Wie der "Tagesspiegel" berichtet, soll das Auswärtige Amt in einer internen Prüfung festgestellt haben, dass sich Böhmermann wahrscheinlich strafbar gemacht habe.

Im Paragraf 103 des Strafgesetzbuches (StGB) heißt es unter anderem: "Wer ein ausländisches Staatsoberhaupt [...] beleidigt, wird mit Freiheitsstrafe bis zu drei Jahren oder mit Geldstrafe, im Falle der verleumderischen Beleidigung mit Freiheitsstrafe von drei Monaten bis zu fünf Jahren bestraft.

Damit ein Strafverfahren gegen Böhmermann eingeleitet werden kann, müsste allerdings ein offizieller Antrag der türkischen Botschaft beim Auswärtigen Amt vorliegen.

Es bleibt abzuwarten, ob Angela Merkels Eingreifen in den Fall - die Kanzlerin hatte am Sonntagabend mit dem türkischen Ministerpräsidenten Davutoglu telefoniert und auf die bereits gezogenen Konsequenzen des ZDF verwiesen - die Wogen geglättet hat und die Türkei keine weiteren Schritte unternehmen wird.

An Böhmermanns "Neo Magazin Royale" soll sich nach Angaben des ZDF nichts ändern.

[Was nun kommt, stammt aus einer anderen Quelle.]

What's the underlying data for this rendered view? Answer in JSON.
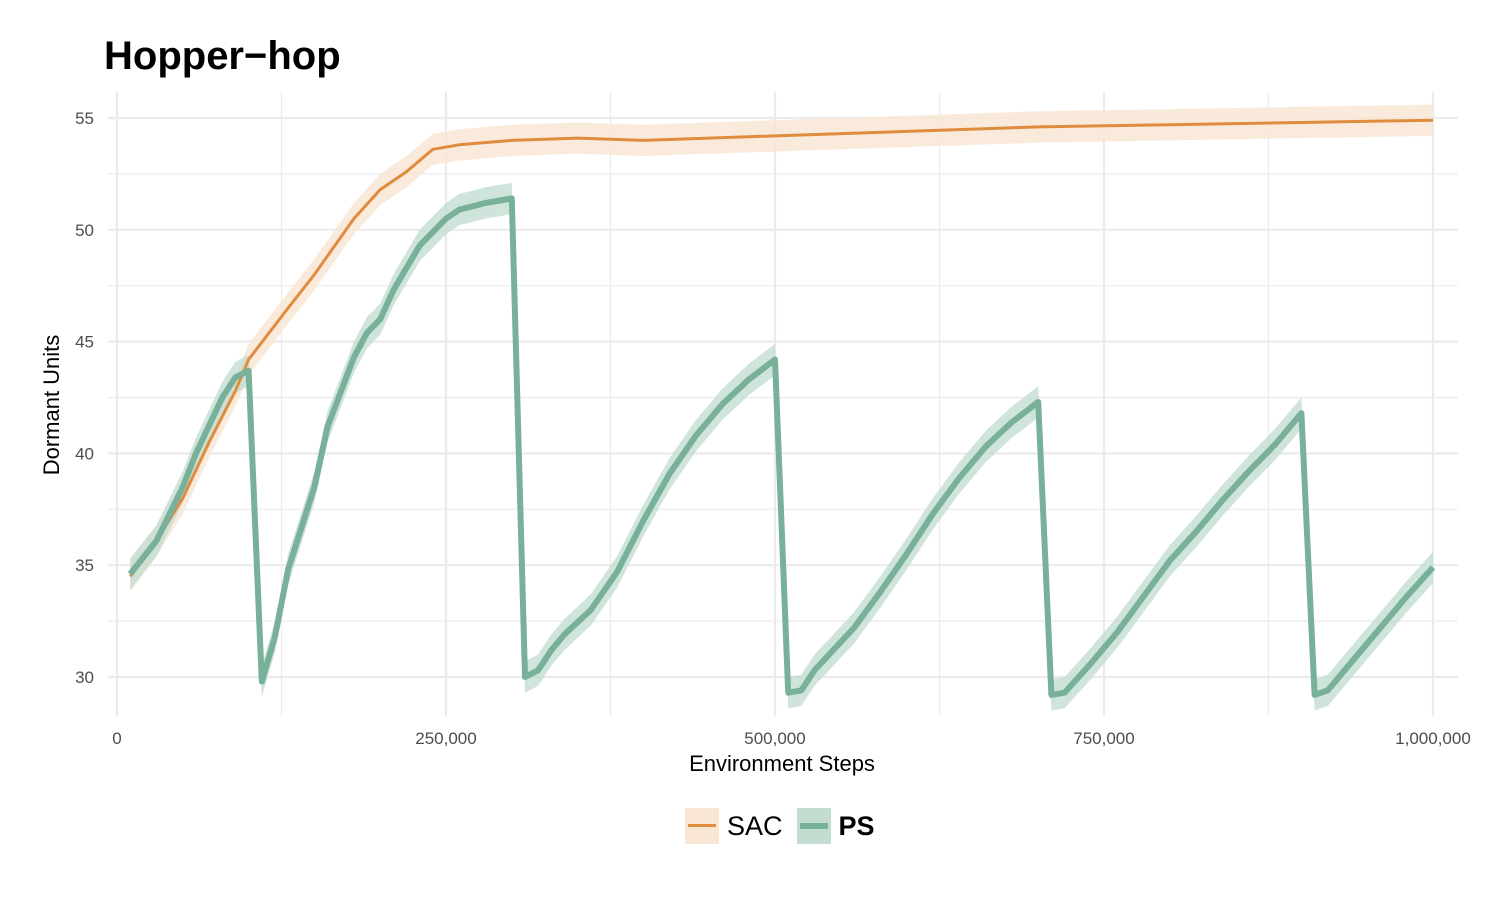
{
  "title": "Hopper−hop",
  "chart_data": {
    "type": "line",
    "title": "Hopper−hop",
    "xlabel": "Environment Steps",
    "ylabel": "Dormant Units",
    "xlim": [
      0,
      1000000
    ],
    "ylim": [
      29,
      56
    ],
    "xticks": [
      0,
      250000,
      500000,
      750000,
      1000000
    ],
    "xtick_labels": [
      "0",
      "250,000",
      "500,000",
      "750,000",
      "1,000,000"
    ],
    "yticks": [
      30,
      35,
      40,
      45,
      50,
      55
    ],
    "ytick_labels": [
      "30",
      "35",
      "40",
      "45",
      "50",
      "55"
    ],
    "grid": true,
    "legend_position": "bottom",
    "series": [
      {
        "name": "SAC",
        "color": "#E08C3E",
        "band_color": "#F9E6D5",
        "line_width": 3,
        "band": 0.7,
        "x": [
          10000,
          30000,
          50000,
          70000,
          90000,
          100000,
          130000,
          150000,
          180000,
          200000,
          220000,
          240000,
          260000,
          300000,
          350000,
          400000,
          500000,
          600000,
          700000,
          800000,
          900000,
          1000000
        ],
        "y": [
          34.5,
          36.1,
          38,
          40.5,
          42.8,
          44.2,
          46.5,
          48,
          50.5,
          51.8,
          52.6,
          53.6,
          53.8,
          54,
          54.1,
          54,
          54.2,
          54.4,
          54.6,
          54.7,
          54.8,
          54.9
        ]
      },
      {
        "name": "PS",
        "color": "#78B09A",
        "band_color": "#C3DDD1",
        "line_width": 6,
        "band": 0.7,
        "x": [
          10000,
          30000,
          50000,
          60000,
          80000,
          90000,
          100000,
          110000,
          120000,
          130000,
          150000,
          160000,
          180000,
          190000,
          200000,
          210000,
          230000,
          250000,
          260000,
          280000,
          300000,
          310000,
          320000,
          330000,
          340000,
          360000,
          380000,
          400000,
          420000,
          440000,
          460000,
          480000,
          500000,
          510000,
          520000,
          530000,
          560000,
          580000,
          600000,
          620000,
          640000,
          660000,
          680000,
          700000,
          710000,
          720000,
          740000,
          760000,
          780000,
          800000,
          820000,
          840000,
          860000,
          880000,
          900000,
          910000,
          920000,
          940000,
          960000,
          980000,
          1000000
        ],
        "y": [
          34.6,
          36.1,
          38.5,
          40,
          42.5,
          43.4,
          43.7,
          29.8,
          31.8,
          34.8,
          38.5,
          41.2,
          44.3,
          45.4,
          46,
          47.3,
          49.3,
          50.5,
          50.9,
          51.2,
          51.4,
          30,
          30.3,
          31.2,
          31.9,
          33,
          34.7,
          37,
          39.1,
          40.8,
          42.2,
          43.3,
          44.2,
          29.3,
          29.4,
          30.3,
          32.2,
          33.8,
          35.5,
          37.3,
          38.9,
          40.3,
          41.4,
          42.3,
          29.2,
          29.3,
          30.6,
          32,
          33.6,
          35.2,
          36.5,
          37.9,
          39.2,
          40.4,
          41.8,
          29.2,
          29.4,
          30.8,
          32.2,
          33.6,
          34.9
        ]
      }
    ]
  },
  "legend": {
    "items": [
      {
        "label": "SAC"
      },
      {
        "label": "PS"
      }
    ]
  }
}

Es werde die gleiche Show bleiben wie bislang auch, sagte ein Sprecher am Montag.

Er verwies auf frühere Aussagen von Programmdirektor Norbert Himmler und Unternehmenssprecher Alexander Stock. Himmler hatte erklärt: "Wir sind bekannt dafür, dass wir bei unseren Satire-Formaten breite Schultern haben und den Protagonisten große Freiräume geben." Es gebe aber Grenzen der Ironie und Satire.

Unterschiedliche Einschätzungen

ZDF-Sprecher Stock hatte beim Sender Radioeins des Rundfunks Berlin-Brandenburg (RBB) gesagt, im ZDF habe es unterschiedliche Einschätzungen zu dem Beitrag gegeben. Letztlich sei das, was in Form des Gedichtes gemacht worden sei, "für uns" dann doch der Schritt zu viel gewesen.

Das sei auch der Grund dafür gewesen, die Passage aus der Sendung sowie Wiederholungen und Online-Ausspielwegen - etwa der Mediathek - herauszunehmen. "Und diese Entscheidung, die haben wir übrigens auch gemeinsam mit Jan Böhmermann so getroffen."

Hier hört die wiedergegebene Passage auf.